Ask HN: What do you enjoy most about your job? - ramon-luis
I’m currently changing jobs&#x2F;careers. I’m mid 30’s - leaving finance, which was rich in $$ but poor in meaning (for me - nothing inherently wrong with finance or money).  I want to be intentional in choosing a job where I find more intrinsic meaning.<p>I feel like it can be easy to list the faults in a job to know what to avoid, but I’m interested in learning what makes a job great.  There’s a rich, diverse community on HN and would love to learn more about what people enjoy most about their work.<p>- What’s the most rewarding part(s) of your job?<p>- What part(s) of your work makes you excited?<p>- What part(s) of your work makes you proud?
======
Regardsyjc
What’s the most rewarding part(s) of your job? > I'm an Amazon business owner
so I get to work on whatever I want in that there's a great variety in the
work I can/need to do. It feels good to tackle tough projects, complete them,
and reap the rewards.

What part(s) of your work makes you excited? > Learning something new that
intimidates or scares the crap out of me. When I'm researching product ideas
or launching a new physical product, I'm always researching something new and
then becoming as much of a domain expert as possible on it. I love learning
and would do this for free, so I like that I can pursue my interests/tickle my
curiosities and also make money.

What part(s) of your work makes you proud? > It's rewarding to clearly see the
results of your work in $ but I don't actually find my work that rewarding
yet.
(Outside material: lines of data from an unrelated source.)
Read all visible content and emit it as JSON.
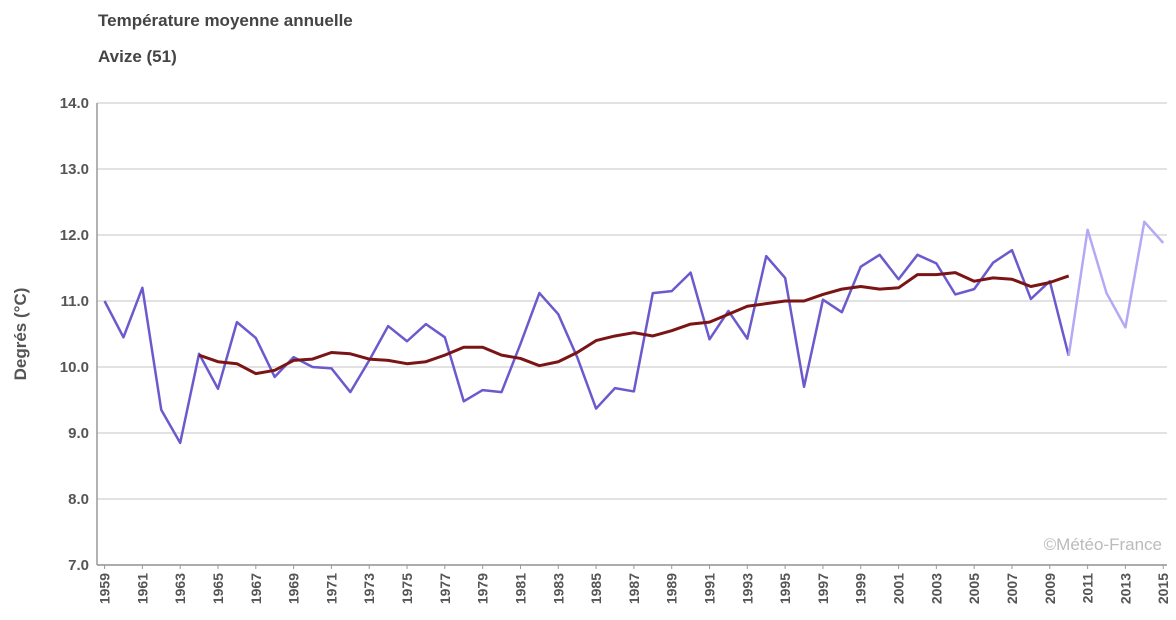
{
  "chart_data": {
    "type": "line",
    "title": "Température moyenne annuelle",
    "subtitle": "Avize (51)",
    "y_label": "Degrés (°C)",
    "annotation": "©Météo-France",
    "x": [
      1959,
      1960,
      1961,
      1962,
      1963,
      1964,
      1965,
      1966,
      1967,
      1968,
      1969,
      1970,
      1971,
      1972,
      1973,
      1974,
      1975,
      1976,
      1977,
      1978,
      1979,
      1980,
      1981,
      1982,
      1983,
      1984,
      1985,
      1986,
      1987,
      1988,
      1989,
      1990,
      1991,
      1992,
      1993,
      1994,
      1995,
      1996,
      1997,
      1998,
      1999,
      2000,
      2001,
      2002,
      2003,
      2004,
      2005,
      2006,
      2007,
      2008,
      2009,
      2010,
      2011,
      2012,
      2013,
      2014,
      2015
    ],
    "xlim": [
      1958.6,
      2015.2
    ],
    "xticks": [
      1959,
      1961,
      1963,
      1965,
      1967,
      1969,
      1971,
      1973,
      1975,
      1977,
      1979,
      1981,
      1983,
      1985,
      1987,
      1989,
      1991,
      1993,
      1995,
      1997,
      1999,
      2001,
      2003,
      2005,
      2007,
      2009,
      2011,
      2013,
      2015
    ],
    "ylim": [
      7,
      14
    ],
    "yticks": [
      {
        "value": 7,
        "label": "7.0"
      },
      {
        "value": 8,
        "label": "8.0"
      },
      {
        "value": 9,
        "label": "9.0"
      },
      {
        "value": 10,
        "label": "10.0"
      },
      {
        "value": 11,
        "label": "11.0"
      },
      {
        "value": 12,
        "label": "12.0"
      },
      {
        "value": 13,
        "label": "13.0"
      },
      {
        "value": 14,
        "label": "14.0"
      }
    ],
    "grid": true,
    "series": [
      {
        "color": "#6a5acd",
        "width": 2.5,
        "values": [
          11.0,
          10.45,
          11.2,
          9.35,
          8.85,
          10.2,
          9.67,
          10.68,
          10.44,
          9.85,
          10.15,
          10.0,
          9.98,
          9.62,
          10.1,
          10.62,
          10.39,
          10.65,
          10.45,
          9.48,
          9.65,
          9.62,
          10.35,
          11.12,
          10.8,
          10.15,
          9.37,
          9.68,
          9.63,
          11.12,
          11.15,
          11.43,
          10.42,
          10.85,
          10.43,
          11.68,
          11.35,
          9.7,
          11.02,
          10.83,
          11.52,
          11.7,
          11.33,
          11.7,
          11.57,
          11.1,
          11.18,
          11.58,
          11.77,
          11.03,
          11.3,
          10.17,
          null,
          null,
          null,
          null,
          null
        ]
      },
      {
        "color": "#b3a9f5",
        "width": 2.5,
        "values": [
          null,
          null,
          null,
          null,
          null,
          null,
          null,
          null,
          null,
          null,
          null,
          null,
          null,
          null,
          null,
          null,
          null,
          null,
          null,
          null,
          null,
          null,
          null,
          null,
          null,
          null,
          null,
          null,
          null,
          null,
          null,
          null,
          null,
          null,
          null,
          null,
          null,
          null,
          null,
          null,
          null,
          null,
          null,
          null,
          null,
          null,
          null,
          null,
          null,
          null,
          null,
          10.17,
          12.08,
          11.12,
          10.6,
          12.2,
          11.88
        ]
      },
      {
        "color": "#7b1414",
        "width": 3,
        "values": [
          null,
          null,
          null,
          null,
          null,
          10.18,
          10.08,
          10.05,
          9.9,
          9.95,
          10.1,
          10.12,
          10.22,
          10.2,
          10.12,
          10.1,
          10.05,
          10.08,
          10.18,
          10.3,
          10.3,
          10.18,
          10.13,
          10.02,
          10.08,
          10.22,
          10.4,
          10.47,
          10.52,
          10.47,
          10.55,
          10.65,
          10.68,
          10.8,
          10.92,
          10.96,
          11.0,
          11.0,
          11.1,
          11.18,
          11.22,
          11.18,
          11.2,
          11.4,
          11.4,
          11.43,
          11.3,
          11.35,
          11.33,
          11.22,
          11.28,
          11.38,
          null,
          null,
          null,
          null,
          null
        ]
      }
    ]
  }
}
The more I learned about the industry, the sadder I've become. When I can
create products that are more sustainable and ethical, I'll be a lot prouder
and happier.

------
tudelo
A few things. I have a good amount of flexibility in work time. Also, 24 days
of paid vacation on top of all federal holidays. A low amount of oversight in
to what solutions I chose for specific problems. Also, I work on software that
makes extremely useful and vital data (weather) more accessible, so I like to
think I'm having a net-positive impact on human quality of life. Of course,
there are cons. Pay is median for DC/MD area for my level but it's not bad at
all given my cost of living.

------
tixocloud
I lead analytics in retail banking and the most rewarding part of my job is
using data/analytics/technology to improve business performance. Nothing sexy
about retail banking but I hope to gain invaluable experience and help either
shape the culture from within or start a bank of my own. The possibilities of
what might come in the future is what excites me. Solving problems through
technology also gives me great joy.

------
IpV8
I work on communication systems for cutting edge home renewable energy
systems. It has its good days and its stressful days, but overall engineering
solutions to complex and meaningful problems rocks pretty hard.